Donald Trump and the country’s top elected Republican say they have taken “a very positive step toward unification” of the party after their first meeting.

The high stakes conclave came a week after House of Representatives Speaker Paul Ryan said he was “just not ready” to endorse his own party’s presumptive presidential nominee.

Republican lawmakers are increasingly urging the establishment to rally round their unlikely standard bearer and focus on the battle against probable Democratic nominee Hillary Clinton in November’s election.

Mr Trump and Mr Ryan released a joint statement after Thursday morning’s meeting at the Republican National Committee headquarters in Washington DC.

Anti-Trump protester Vaca demonstrates outside RNC headquarters in Washington

A small group of protesters gathered outside Republican HQ

It said they had a “great conversation”.

“While we were honest about our few differences, we recognize that there are also many important areas of common ground,” said the statement.

“We will be having additional discussions, but remain confident there’s a great opportunity to unify our party and win this fall, and we are totally committed to working together to achieve that goal.”

Mr Trump, who was for years a registered Democrat, also met Senate Majority Leader Mitch McConnell and RNC Chairman Reince Priebus, who have both backed Mr Trump.

Mr Priebus said afterwards there had been “very good chemistry” between Mr Trump and Mr Ryan.

On Thursday, Utah Senator Orrin Hatch, the chamber’s longest serving Republican, said he would now support Mr Trump.

Mr Ryan, 46, took up the Speakership last October, pledging to soften the party’s image and reach out to minority groups that traditionally vote Democratic.

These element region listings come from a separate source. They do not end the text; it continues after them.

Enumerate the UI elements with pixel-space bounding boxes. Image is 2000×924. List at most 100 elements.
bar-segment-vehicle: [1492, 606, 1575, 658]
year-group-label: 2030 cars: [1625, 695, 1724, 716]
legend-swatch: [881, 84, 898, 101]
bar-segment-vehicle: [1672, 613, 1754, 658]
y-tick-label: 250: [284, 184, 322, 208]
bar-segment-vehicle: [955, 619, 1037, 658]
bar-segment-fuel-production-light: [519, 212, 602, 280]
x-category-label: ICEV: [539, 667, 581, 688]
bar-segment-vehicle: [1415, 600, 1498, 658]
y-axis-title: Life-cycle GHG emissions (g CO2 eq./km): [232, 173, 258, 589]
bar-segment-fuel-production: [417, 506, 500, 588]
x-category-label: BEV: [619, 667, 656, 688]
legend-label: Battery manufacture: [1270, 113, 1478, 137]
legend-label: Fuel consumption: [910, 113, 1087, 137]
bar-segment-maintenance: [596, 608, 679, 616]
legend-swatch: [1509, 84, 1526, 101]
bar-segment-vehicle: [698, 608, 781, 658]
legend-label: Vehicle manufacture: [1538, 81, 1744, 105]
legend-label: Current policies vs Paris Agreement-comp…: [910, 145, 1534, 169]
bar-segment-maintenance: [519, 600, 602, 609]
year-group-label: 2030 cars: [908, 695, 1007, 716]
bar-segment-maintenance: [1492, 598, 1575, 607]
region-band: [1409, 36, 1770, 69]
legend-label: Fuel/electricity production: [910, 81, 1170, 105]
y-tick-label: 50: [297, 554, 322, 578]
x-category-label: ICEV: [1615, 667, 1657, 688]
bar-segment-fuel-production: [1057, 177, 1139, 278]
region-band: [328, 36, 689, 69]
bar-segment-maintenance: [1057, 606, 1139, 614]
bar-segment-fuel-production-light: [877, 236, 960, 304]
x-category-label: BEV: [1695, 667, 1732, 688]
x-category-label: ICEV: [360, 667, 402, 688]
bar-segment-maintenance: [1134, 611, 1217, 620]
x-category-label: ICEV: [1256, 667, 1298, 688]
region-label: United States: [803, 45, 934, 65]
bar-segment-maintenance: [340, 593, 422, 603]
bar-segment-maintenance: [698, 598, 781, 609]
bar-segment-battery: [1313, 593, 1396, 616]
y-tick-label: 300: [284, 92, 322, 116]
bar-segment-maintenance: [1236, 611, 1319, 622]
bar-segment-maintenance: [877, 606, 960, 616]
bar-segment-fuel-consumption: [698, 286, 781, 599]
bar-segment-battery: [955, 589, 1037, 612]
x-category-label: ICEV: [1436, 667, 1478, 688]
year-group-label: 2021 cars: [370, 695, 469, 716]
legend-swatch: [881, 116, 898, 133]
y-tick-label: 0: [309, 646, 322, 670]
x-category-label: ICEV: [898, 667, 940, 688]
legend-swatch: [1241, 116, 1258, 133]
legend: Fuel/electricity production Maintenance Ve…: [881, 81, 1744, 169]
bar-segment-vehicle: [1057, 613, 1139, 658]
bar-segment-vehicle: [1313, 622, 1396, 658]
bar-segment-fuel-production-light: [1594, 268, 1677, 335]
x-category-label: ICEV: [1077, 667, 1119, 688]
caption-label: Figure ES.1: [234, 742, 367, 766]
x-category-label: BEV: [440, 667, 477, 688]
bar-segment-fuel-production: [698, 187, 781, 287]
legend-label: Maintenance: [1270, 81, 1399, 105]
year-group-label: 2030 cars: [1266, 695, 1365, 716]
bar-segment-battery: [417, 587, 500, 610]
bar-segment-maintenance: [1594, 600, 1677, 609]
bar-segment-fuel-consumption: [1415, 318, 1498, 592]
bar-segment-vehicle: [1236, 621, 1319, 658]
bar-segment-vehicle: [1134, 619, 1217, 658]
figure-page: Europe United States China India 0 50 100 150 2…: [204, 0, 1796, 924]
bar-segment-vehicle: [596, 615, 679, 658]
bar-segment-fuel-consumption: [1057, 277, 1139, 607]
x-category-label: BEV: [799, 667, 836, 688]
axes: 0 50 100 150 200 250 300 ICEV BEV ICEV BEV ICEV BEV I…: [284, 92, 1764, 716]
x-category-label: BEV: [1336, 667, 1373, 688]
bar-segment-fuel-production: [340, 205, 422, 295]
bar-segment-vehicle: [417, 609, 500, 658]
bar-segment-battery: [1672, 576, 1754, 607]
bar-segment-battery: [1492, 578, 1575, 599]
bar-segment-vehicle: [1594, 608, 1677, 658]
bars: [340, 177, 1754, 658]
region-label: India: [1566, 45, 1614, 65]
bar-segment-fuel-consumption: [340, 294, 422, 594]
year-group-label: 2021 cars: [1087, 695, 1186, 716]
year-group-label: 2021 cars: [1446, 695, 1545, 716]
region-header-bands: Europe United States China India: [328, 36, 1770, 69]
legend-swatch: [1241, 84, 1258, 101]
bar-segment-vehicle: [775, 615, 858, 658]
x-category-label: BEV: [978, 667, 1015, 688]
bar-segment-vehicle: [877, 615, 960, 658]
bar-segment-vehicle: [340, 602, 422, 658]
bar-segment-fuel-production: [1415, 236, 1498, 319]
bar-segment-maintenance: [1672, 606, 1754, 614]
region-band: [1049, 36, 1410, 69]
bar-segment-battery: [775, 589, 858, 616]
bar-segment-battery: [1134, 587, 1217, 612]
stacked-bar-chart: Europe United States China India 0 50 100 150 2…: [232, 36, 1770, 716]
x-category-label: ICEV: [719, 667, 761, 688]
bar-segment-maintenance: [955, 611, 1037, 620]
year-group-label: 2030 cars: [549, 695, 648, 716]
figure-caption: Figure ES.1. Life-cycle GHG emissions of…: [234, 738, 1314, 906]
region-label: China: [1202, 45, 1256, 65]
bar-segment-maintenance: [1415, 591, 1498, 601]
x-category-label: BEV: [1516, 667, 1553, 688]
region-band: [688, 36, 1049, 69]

But many Republicans have watched in despair as Mr Trump has made controversial remarks about Mexicans and women and called for a temporary ban on Muslims entering the US.

Analysts say Mr Ryan may also privately fear losing his job if Mr Trump leads the Republican party to heavy losses in the general election.

The House Speaker was the running mate with 2012 Republican presidential nominee, Mitt Romney, who is a fierce critic of Mr Trump.

Meanwhile, the Clinton team has been seeking to counter Mr Trump’s portrayal of her as “Crooked Hillary” by demanding he release his tax returns.